I’ve been using it for years, because it just works - but I’ve had it in mind to try something a bit better, and I will persevere with the new linked dipole to see how I get on. I’ll probably still take the T1, though, to compensate for frequency changes, wire fences, shorter support poles etc.

That’s been my experience. Before I gave it away to a friend getting back into the hobby I had for many years a windom-80 at home, and, like the new half-wave 80m dipole, it worked great on 80 as you would expect. But, in between I experimented with a random long wire configured as an inverted L (22m flat plus 4m sloping to a 9:1 UnUn on a ground stake). It worked great on 60m and higher but less well on 80m. Maybe, I just chose a bad random length, but it seems you can’t beat a half wavelength or longer.

As for height (above ground), I guess we activators will mostly have to compromise on that.

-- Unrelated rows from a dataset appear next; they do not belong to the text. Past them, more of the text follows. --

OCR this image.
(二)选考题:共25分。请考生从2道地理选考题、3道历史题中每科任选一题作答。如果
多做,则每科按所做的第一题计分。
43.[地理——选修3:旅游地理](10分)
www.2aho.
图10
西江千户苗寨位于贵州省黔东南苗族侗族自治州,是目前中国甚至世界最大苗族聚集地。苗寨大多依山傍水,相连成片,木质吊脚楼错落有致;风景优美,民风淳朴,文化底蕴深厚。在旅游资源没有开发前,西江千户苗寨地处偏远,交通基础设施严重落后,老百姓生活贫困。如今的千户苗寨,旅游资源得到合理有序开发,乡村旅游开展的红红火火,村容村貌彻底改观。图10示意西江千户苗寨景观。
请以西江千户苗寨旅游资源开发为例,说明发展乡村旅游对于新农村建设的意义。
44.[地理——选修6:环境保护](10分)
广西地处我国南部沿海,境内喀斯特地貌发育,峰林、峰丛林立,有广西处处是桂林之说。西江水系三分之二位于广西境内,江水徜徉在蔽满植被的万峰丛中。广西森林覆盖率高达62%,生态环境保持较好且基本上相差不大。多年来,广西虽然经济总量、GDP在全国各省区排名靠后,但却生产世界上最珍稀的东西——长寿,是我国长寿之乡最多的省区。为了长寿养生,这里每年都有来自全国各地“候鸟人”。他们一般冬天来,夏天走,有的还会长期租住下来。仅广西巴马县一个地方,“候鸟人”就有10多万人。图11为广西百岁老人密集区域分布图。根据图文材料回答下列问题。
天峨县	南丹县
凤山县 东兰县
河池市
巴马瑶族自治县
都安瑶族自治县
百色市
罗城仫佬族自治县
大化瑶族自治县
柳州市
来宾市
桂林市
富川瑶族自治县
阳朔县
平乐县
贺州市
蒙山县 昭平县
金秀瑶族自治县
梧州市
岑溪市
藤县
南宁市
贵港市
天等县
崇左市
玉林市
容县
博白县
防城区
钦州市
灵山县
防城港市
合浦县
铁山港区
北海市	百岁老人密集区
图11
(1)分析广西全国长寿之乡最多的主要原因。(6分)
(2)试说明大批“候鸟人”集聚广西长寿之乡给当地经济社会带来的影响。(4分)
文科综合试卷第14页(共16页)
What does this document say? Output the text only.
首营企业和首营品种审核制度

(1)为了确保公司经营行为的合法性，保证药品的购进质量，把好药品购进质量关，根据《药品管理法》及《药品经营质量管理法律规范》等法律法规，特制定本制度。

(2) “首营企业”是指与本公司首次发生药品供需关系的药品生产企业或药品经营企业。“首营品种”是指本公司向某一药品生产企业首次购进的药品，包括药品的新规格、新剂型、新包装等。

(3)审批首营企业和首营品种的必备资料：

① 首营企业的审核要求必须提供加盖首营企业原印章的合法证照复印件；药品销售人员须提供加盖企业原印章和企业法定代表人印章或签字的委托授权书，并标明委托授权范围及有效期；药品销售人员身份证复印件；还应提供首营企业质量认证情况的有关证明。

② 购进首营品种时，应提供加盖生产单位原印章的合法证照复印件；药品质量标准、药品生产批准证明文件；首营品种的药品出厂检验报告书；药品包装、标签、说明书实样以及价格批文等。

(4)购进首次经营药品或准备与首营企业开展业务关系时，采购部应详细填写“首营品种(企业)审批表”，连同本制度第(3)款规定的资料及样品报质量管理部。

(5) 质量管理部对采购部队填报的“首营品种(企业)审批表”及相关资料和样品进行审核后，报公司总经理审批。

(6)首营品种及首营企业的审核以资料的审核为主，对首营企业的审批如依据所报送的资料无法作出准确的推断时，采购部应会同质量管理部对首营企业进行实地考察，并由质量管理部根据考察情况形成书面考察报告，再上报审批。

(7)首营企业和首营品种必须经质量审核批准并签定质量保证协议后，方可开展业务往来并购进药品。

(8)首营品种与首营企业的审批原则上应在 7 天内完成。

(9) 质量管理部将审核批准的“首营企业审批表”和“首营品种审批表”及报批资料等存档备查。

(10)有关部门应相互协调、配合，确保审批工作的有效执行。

I have been using a ZS6BKW doublet with success on 80m. At about 28m it is a bit shorter than a G5RV and a lot shorter than a full size dipole. This makes a big difference to its wind load, weight, space required for erection, etc. No doubt a full size dipole at the same height (6.5m) would radiate slightly better, but this antenna has allowed multiple activations to succeed when 40m was simply useless.

There are plenty of posts about it on the internet. Beware of some articles which reveal some misunderstandings about feedline length (should be 0.62 wavelength on 20m, with correction for VF where needed).

Here is one link: http://www.nc4fb.org/wordpress/zs6bkw-multi-band-antenna/

FWIW I don’t use 450 ohm open wire line, but 300 ohm tv ribbon. Again, the open wire line would possibly work a little better especially when wet. But rain seems to be rare in vk at present so that has not been a problem. The adjusted length of this ribbon is 11.2m but that’s due to the VF of this particular ribbon, so don’t copy that.

I feed it with the ATU in the IC703 and I don’t use a balun, it would be better to use a choke on the line connecting the feed to the radio.

I have also used it successfully with the FT817 via an LDG tuner, which allows it to be used on 10 and 21 mhz.

Worth considering by anyone offput by the length or unwieldiness of a full size 80m dipole. Oh, and another plus: it is so nice to move between bands without leaving the radio.

73 Andrew VK1DA/VK2UH

I have had a lot of contacts on 160 metres using a G5RV wired as a doublet (300 ohm window line all the way to the tuner) and it is very effective on 80 metres.

As you say, it is so nice to move between the bands without leaving the radio, this is especially so when the summit is rugged or covered on rubble, and this virtue also applies to my W3EDP antenna!

Also use a ZS6BKW at the home QTH and it seems to perform reasonably well on 80/40/20/17, its a bit less well on 60 and 15. On 80 it has a narrow bandwidth (Needs an ATU on 80,60,15) but is a good match on the other bands. I have used a choke balun ( 10 turns on a large torroid at the end of the balanced feeder) to get rid of noise otherwise the coax seems to pick up electrical gremlins as it approaches the house. Also experimented with an 80m inverted L ( 1/4 wave ) which tunes nicely but is always significantly down on the ZS6BKW - apart from DX - wonder if this is linked to polarisation? On summits I use a full length linked dipole (Currently 40/60/80) and have always been very suprised how well it performs with some european day time contacts - some of it will be the lack of electrical noise on the hill so I can hear the stations!

Antennas at home are a bit of a compromise as they are draped between / on trees in the neighbouring land and need to have a low visual impact and somehow fit between the overhead telephone cables ( which are better that they were with only one neighbour having ADSL - we have fibre to the premesis!) overhead mains and the 11KV supply cables.